И начинается все с околичностей, не имеющих ровно никакого отношения к тому, о чем каждому хотелось бы узнать.
— Видать, земским пришлось пошевеливаться…
— Расклеили по всей деревне, на дверях управы, на воротах Прохазки, на сарае у Рубешовых…
— Я вроде как автомобиль слыхал, эдак часов в пять…
— Может, им еще бог знает сколько всего надо было объехать…
— Хм, верно, струхнули, когда получили приказ. Ну да ведь известное дело, мобилизация — еще не война.
Вот, прозвучало-таки. Слово, которое с этой минуты уже не позволит говорить ни о чем другом.

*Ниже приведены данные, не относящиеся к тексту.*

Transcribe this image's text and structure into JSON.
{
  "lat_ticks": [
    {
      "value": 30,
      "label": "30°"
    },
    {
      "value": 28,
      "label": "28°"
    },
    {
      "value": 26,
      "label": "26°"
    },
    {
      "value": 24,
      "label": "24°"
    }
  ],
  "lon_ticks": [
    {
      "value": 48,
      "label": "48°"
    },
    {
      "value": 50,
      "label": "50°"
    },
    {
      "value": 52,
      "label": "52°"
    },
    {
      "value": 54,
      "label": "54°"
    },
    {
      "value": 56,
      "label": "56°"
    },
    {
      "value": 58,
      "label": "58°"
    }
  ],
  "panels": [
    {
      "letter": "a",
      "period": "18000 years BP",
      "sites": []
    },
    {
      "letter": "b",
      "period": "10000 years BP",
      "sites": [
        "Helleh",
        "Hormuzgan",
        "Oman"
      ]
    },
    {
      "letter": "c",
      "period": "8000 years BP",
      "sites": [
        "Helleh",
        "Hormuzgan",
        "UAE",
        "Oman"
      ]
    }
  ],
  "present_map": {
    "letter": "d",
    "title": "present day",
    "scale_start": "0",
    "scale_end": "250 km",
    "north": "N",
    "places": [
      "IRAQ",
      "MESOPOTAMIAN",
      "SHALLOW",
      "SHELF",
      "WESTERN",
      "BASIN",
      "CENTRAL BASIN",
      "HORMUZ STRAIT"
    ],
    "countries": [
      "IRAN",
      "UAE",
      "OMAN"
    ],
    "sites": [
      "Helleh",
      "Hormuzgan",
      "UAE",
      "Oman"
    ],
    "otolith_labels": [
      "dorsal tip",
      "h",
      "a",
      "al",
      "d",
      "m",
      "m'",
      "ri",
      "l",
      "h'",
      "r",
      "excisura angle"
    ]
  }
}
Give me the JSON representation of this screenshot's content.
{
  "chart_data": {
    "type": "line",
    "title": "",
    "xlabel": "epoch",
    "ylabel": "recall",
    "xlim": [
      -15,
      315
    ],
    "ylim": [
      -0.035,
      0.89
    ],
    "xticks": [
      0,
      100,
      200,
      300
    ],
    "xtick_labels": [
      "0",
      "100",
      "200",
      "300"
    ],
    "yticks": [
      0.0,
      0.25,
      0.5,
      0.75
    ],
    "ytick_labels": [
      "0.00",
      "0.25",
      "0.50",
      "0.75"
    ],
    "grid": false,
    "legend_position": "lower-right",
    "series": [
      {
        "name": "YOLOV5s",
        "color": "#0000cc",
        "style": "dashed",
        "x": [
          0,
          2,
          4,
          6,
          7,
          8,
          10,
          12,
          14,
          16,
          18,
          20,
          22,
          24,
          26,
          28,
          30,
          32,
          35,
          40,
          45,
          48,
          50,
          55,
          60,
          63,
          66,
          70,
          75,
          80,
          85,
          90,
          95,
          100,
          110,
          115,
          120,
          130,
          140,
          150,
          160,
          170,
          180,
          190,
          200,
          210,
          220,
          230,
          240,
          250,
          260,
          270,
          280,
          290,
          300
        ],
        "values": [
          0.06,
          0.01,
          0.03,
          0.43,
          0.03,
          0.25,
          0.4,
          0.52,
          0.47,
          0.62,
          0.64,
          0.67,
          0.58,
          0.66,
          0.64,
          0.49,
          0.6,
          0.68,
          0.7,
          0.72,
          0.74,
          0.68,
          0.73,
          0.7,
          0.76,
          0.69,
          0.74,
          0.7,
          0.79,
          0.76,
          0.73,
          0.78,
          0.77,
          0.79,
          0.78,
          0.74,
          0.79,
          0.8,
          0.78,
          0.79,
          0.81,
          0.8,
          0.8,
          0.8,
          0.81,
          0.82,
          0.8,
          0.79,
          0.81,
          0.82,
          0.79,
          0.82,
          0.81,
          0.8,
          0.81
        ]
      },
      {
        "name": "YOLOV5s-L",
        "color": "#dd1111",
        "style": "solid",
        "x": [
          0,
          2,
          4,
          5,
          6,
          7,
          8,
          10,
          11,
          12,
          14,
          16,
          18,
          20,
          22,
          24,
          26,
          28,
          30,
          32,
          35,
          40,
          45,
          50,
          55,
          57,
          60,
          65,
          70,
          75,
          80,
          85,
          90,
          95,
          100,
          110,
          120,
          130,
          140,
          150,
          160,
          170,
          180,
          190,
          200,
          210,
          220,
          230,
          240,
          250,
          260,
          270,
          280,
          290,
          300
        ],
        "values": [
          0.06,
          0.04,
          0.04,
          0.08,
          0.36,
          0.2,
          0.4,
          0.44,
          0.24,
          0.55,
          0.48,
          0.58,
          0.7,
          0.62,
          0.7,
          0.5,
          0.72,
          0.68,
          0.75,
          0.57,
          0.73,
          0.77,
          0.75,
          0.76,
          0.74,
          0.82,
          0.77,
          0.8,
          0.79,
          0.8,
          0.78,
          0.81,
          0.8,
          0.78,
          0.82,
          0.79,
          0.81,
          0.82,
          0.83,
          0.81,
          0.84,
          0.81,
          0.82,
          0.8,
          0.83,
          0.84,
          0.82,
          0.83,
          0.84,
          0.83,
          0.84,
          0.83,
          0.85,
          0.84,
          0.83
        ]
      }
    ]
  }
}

И у всех такое чувство, будто худшее уже позади, по крайней мере худшее из того, что стряслось нынешним утром; у мужчин развязываются языки, и они начинают говорить чуть ли не все сразу. Военные премудрости так и слетают наперебой с уст односельчан — и тех, у кого за плечами армейская муштра, и тех, кто кое-чего нахватался из вторых рук; и мужчинам кажется, что недавно пережитый страх, претворяясь в знакомые, нередко досконально знакомые подробности, вроде как идет на убыль, теперь это уже в пределах терпимого и потому укладывается в голове, а стало быть, с этим можно совладать. Так начался, все более оживляясь и ширясь, разговор об «асентырунке», «суперарбитрации»{[105]}; слышались названия и номера полков, наименования родов войск; резервисты спешили выказать свою осведомленность в калибрах дивизионной и полевой артиллерии, гаубиц, а то так перечисляли, что входит и что не входит в полное боевое снаряжение.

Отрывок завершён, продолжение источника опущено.